COSC 231 FALL 2011 Project #3: Slime Trail
Distributed: 11/8/2011 Due: 11/21/2011
Short Description
Implement the 2 player board game Slime trail using Javascript, HTML and CSS.
Game play
This is a turn-based game. There are two players: human (Green) and computer (Red). The game board is a grid. Allow the
human to choose between a 3X3 grid and a 5X5 grid (other sizes are permitted).
The Green goal is marked with color green and is located in the upper left corner; the Red goal is marked with color
red and is located in the lower right corner.
There is a single piece on the board. Players take turns moving that piece. A player moves to a new position by clicking on the
new position. The former position is marked with color black (the slime).
A position which has been slimed (marked black), cannot be revisited.

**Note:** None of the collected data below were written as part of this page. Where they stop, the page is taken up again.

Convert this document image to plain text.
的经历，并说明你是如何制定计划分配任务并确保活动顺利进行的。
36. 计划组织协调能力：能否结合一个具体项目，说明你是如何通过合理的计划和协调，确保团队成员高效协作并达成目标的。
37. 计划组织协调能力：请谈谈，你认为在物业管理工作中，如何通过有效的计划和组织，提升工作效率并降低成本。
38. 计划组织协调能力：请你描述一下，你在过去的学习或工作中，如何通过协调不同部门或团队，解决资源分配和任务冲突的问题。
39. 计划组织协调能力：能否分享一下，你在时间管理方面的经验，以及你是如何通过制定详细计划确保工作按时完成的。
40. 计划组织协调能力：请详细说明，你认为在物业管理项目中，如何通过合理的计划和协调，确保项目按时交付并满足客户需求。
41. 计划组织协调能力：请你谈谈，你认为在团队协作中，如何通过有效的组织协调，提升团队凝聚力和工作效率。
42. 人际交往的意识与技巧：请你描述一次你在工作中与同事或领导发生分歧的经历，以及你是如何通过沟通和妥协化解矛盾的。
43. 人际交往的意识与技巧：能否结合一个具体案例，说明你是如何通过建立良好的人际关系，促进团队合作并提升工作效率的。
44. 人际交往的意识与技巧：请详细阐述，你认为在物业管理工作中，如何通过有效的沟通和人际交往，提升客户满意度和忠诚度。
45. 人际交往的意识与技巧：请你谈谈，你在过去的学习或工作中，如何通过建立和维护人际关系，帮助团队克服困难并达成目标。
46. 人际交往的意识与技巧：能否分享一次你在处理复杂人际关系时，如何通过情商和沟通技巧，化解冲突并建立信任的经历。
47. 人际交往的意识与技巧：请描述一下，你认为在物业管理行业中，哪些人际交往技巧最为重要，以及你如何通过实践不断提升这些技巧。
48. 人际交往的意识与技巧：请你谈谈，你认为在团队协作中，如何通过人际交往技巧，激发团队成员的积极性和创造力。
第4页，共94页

A legal move is to an empty square (including goals) which is a 4 neighbor (N, S, E, W) of the current position.
When a player moves to a goal, the game is over and goal's owner is the winner (it does not matter which player made the
move).
If there is no legal move for the current player, the game is over and is a draw.
To start, use the "pie rule". The computer generates a random position on the grid
and places the piece on it. If the human
wants that start position, he clicks on that position. That means the next move is the computer's turn.

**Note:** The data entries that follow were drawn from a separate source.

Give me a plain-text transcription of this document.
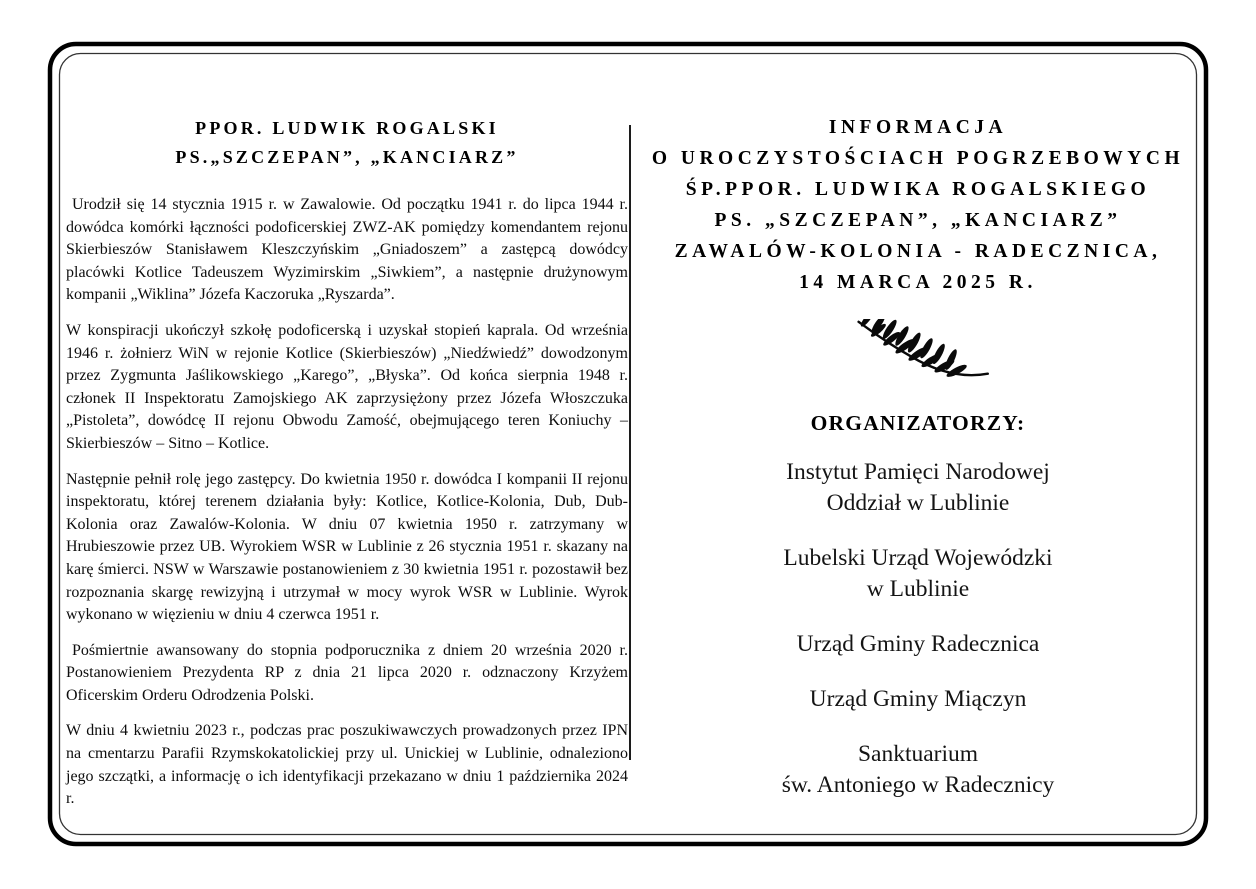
PPOR. LUDWIK ROGALSKI
PS.„SZCZEPAN”, „KANCIARZ”

Urodził się 14 stycznia 1915 r. w Zawalowie. Od początku 1941 r. do lipca 1944 r. dowódca komórki łączności podoficerskiej ZWZ-AK pomiędzy komendantem rejonu Skierbieszów Stanisławem Kleszczyńskim „Gniadoszem” a zastępcą dowódcy placówki Kotlice Tadeuszem Wyzimirskim „Siwkiem”, a następnie drużynowym kompanii „Wiklina” Józefa Kaczoruka „Ryszarda”.

W konspiracji ukończył szkołę podoficerską i uzyskał stopień kaprala. Od września 1946 r. żołnierz WiN w rejonie Kotlice (Skierbieszów) „Niedźwiedź” dowodzonym przez Zygmunta Jaślikowskiego „Karego”, „Błyska”. Od końca sierpnia 1948 r. członek II Inspektoratu Zamojskiego AK zaprzysiężony przez Józefa Włoszczuka „Pistoleta”, dowódcę II rejonu Obwodu Zamość, obejmującego teren Koniuchy – Skierbieszów – Sitno – Kotlice.

Następnie pełnił rolę jego zastępcy. Do kwietnia 1950 r. dowódca I kompanii II rejonu inspektoratu, której terenem działania były: Kotlice, Kotlice-Kolonia, Dub, Dub-Kolonia oraz Zawalów-Kolonia. W dniu 07 kwietnia 1950 r. zatrzymany w Hrubieszowie przez UB. Wyrokiem WSR w Lublinie z 26 stycznia 1951 r. skazany na karę śmierci. NSW w Warszawie postanowieniem z 30 kwietnia 1951 r. pozostawił bez rozpoznania skargę rewizyjną i utrzymał w mocy wyrok WSR w Lublinie. Wyrok wykonano w więzieniu w dniu 4 czerwca 1951 r.

Pośmiertnie awansowany do stopnia podporucznika z dniem 20 września 2020 r. Postanowieniem Prezydenta RP z dnia 21 lipca 2020 r. odznaczony Krzyżem Oficerskim Orderu Odrodzenia Polski.

W dniu 4 kwietniu 2023 r., podczas prac poszukiwawczych prowadzonych przez IPN na cmentarzu Parafii Rzymskokatolickiej przy ul. Unickiej w Lublinie, odnaleziono jego szczątki, a informację o ich identyfikacji przekazano w dniu 1 października 2024 r.

INFORMACJA
O UROCZYSTOŚCIACH POGRZEBOWYCH
ŚP.PPOR. LUDWIKA ROGALSKIEGO
PS. „SZCZEPAN”, „KANCIARZ”
ZAWALÓW-KOLONIA - RADECZNICA,
14 MARCA 2025 R.
ORGANIZATORZY:
Instytut Pamięci Narodowej
Oddział w Lublinie
Lubelski Urząd Wojewódzki
w Lublinie
Urząd Gminy Radecznica
Urząd Gminy Miączyn
Sanktuarium
św. Antoniego w Radecznicy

If the human does not want that start position, it is his turn to pick a next position.
User interface
Controls for this game:
- Refresh game button: sets counters to 0s and grid to default size.
- Drop down selection for choosing game size.
- Start game button (does not reset counters): use the current grid size,
make a clean game board, and put piece in start position.
- Scores showing numbers of: Computer wins, Human wins, Draws.
- Game board with clickable positions.
Just how smart is the computer?
This is programmer's choice. The only constraint is that the computer must make only legal moves.
Here are some possible ways for the computer to make a decision:
- Move the the first found (legal) spot (note, there will be at most 3 legal moves)
- Move to a random legal spot
- Move to the legal spot which is closest (in city-block distance) to the (red) goal. This heuristic
is a tiny bit of intelligence, but may backfire.
- Move to the legal spot which allows the most choices for green's move (also make backfire).
- Look ahead! (Artificial intelligence in game play)
Unspecified
All other facets are not specified. You will make appropriate design decisions.
Grade based on
- 50% programming
- 25% - Satisfying specs
- 8% - Good design: playability, aesthetics.